When PyTorch got started, it followed the Chainer template (in fact, the prototype of PyTorch was literally a fork of Chainer).

Nearly every day, I am getting ignorant messages saying, "PyTorch is an original innovation that TensorFlow/Keras copied". This is incorrect. Subclassing is a fairly obvious way to do things in Python, and Chainer had this API first. Many others followed.

I had been looking at adding a Model subclassing API to Keras as soon as late 2015 (before the Functional API even existed, and over a year before being aware of PyTorch), inspired by Chainer. Our first discussions about adding an eager execution mode also predate PyTorch.

By the time PyTorch came out, I had been looking at its API (which is exactly the Chainer API) for 1.5 year (since the release of Chainer). It wasn't exactly a shock. There was nothing we didn't already know.

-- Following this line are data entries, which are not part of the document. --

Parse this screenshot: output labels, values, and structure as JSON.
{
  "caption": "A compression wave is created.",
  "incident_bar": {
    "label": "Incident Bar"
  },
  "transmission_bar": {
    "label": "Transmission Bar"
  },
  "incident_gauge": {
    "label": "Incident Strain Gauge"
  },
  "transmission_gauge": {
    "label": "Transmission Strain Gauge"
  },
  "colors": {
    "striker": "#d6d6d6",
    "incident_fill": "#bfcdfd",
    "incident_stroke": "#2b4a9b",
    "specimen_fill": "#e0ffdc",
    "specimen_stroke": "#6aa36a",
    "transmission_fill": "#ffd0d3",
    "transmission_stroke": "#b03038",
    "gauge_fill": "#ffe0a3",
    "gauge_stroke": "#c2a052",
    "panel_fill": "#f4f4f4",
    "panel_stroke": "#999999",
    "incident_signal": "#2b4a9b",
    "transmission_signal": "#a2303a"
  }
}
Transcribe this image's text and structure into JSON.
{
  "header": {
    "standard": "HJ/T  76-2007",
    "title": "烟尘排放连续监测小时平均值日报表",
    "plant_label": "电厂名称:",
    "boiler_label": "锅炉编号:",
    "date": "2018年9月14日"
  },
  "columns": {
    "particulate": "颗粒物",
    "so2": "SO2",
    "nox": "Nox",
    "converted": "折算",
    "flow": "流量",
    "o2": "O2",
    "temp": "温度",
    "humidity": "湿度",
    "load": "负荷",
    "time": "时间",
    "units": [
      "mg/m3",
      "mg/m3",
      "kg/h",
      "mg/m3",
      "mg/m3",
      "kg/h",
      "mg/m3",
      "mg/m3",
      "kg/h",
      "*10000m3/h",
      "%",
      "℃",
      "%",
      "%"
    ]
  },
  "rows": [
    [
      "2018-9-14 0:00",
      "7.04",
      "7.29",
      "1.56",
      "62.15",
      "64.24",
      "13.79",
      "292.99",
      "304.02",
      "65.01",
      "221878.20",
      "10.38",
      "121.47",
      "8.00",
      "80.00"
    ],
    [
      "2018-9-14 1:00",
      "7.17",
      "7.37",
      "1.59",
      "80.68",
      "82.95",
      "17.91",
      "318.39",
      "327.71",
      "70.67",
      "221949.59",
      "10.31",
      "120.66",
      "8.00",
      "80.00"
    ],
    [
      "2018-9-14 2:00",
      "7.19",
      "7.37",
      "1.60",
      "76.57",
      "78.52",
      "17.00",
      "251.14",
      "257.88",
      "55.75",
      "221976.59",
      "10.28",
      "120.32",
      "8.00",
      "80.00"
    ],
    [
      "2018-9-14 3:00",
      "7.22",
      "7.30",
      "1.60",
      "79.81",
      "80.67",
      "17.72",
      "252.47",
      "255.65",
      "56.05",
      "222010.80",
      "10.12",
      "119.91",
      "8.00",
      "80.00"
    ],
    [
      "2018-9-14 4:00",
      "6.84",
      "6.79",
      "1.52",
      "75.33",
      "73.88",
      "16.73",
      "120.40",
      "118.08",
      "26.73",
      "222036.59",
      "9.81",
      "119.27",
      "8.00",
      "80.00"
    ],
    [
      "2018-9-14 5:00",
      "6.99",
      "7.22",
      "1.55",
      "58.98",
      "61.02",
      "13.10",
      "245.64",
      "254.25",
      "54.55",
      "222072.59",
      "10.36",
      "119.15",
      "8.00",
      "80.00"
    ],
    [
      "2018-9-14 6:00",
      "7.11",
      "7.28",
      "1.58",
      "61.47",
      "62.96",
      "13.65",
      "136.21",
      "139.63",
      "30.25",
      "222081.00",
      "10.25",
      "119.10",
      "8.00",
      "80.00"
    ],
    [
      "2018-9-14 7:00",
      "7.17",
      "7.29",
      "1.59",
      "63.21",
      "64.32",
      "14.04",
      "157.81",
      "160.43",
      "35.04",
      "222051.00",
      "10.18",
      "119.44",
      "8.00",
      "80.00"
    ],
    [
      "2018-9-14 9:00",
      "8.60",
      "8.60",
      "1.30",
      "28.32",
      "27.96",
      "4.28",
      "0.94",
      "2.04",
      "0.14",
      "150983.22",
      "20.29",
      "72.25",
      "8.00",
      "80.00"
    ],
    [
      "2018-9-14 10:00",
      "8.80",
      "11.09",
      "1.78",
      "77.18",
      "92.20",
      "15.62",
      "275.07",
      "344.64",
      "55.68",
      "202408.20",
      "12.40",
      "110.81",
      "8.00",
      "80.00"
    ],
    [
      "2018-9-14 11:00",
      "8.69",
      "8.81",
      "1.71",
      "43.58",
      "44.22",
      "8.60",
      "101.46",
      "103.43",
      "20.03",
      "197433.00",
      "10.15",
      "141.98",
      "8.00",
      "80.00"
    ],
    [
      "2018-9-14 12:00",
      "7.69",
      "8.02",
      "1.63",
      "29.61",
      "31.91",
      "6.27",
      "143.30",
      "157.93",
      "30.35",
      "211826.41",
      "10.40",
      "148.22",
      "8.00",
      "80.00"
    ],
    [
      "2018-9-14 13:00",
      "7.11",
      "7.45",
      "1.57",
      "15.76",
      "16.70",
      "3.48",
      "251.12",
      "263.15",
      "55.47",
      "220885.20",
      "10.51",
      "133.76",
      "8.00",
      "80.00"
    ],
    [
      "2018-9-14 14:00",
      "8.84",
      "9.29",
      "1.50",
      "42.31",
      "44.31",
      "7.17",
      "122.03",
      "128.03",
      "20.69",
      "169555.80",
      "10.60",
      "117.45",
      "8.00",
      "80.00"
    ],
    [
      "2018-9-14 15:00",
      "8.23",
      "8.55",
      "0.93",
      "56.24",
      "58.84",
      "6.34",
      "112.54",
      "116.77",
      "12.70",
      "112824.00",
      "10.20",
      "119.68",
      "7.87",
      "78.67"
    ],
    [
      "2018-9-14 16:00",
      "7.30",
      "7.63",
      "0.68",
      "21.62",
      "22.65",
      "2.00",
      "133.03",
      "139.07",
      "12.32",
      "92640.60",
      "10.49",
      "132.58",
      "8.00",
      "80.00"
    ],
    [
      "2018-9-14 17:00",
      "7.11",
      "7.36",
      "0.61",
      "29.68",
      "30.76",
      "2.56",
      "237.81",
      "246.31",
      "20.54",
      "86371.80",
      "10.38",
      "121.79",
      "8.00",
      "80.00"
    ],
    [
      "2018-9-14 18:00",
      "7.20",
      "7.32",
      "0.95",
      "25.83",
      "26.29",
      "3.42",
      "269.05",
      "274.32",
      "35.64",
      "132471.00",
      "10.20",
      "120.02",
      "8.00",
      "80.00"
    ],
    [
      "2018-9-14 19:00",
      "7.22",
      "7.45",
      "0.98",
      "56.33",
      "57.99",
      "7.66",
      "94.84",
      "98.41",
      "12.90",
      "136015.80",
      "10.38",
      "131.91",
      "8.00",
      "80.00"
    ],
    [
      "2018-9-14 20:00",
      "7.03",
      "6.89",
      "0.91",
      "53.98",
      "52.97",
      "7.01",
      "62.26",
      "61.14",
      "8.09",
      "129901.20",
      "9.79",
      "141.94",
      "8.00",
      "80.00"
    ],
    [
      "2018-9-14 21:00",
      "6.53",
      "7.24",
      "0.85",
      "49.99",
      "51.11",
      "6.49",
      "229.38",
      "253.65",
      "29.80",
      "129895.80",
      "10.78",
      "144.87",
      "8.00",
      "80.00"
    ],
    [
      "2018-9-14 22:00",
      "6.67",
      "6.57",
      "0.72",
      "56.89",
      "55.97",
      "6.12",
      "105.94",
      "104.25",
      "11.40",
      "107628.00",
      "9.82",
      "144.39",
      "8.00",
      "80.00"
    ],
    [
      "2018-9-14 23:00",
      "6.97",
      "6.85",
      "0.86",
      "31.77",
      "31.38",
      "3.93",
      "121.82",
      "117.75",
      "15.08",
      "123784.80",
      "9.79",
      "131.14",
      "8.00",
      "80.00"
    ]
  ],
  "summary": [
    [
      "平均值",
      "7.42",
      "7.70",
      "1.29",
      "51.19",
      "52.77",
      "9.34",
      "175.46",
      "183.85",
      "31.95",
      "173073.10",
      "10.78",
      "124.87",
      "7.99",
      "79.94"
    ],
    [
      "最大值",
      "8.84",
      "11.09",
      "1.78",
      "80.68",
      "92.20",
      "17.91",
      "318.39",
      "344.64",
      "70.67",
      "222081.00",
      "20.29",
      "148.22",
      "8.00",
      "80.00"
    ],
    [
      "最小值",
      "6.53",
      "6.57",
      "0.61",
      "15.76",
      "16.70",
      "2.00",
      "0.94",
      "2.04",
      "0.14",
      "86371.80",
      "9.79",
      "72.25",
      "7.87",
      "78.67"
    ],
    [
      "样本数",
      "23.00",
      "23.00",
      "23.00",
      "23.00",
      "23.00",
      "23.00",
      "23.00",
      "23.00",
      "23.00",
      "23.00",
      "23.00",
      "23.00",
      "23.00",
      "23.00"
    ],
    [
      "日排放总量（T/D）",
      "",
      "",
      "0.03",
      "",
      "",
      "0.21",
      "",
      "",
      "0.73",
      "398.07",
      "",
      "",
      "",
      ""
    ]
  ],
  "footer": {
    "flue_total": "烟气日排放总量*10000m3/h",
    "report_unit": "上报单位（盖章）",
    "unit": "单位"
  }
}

To be clear, it's a good thing that API patterns and technical innovations are cross-pollinating among deep learning framework. The Keras API itself has a had a pretty big influence over libraries that came after. It's completely fine, and it all benefits end users.

But please stop saying, "TensorFlow/Keras copied PyTorch". It's an extremely ignorant take, not only false but also pretty offensive (especially to the Chainer folks).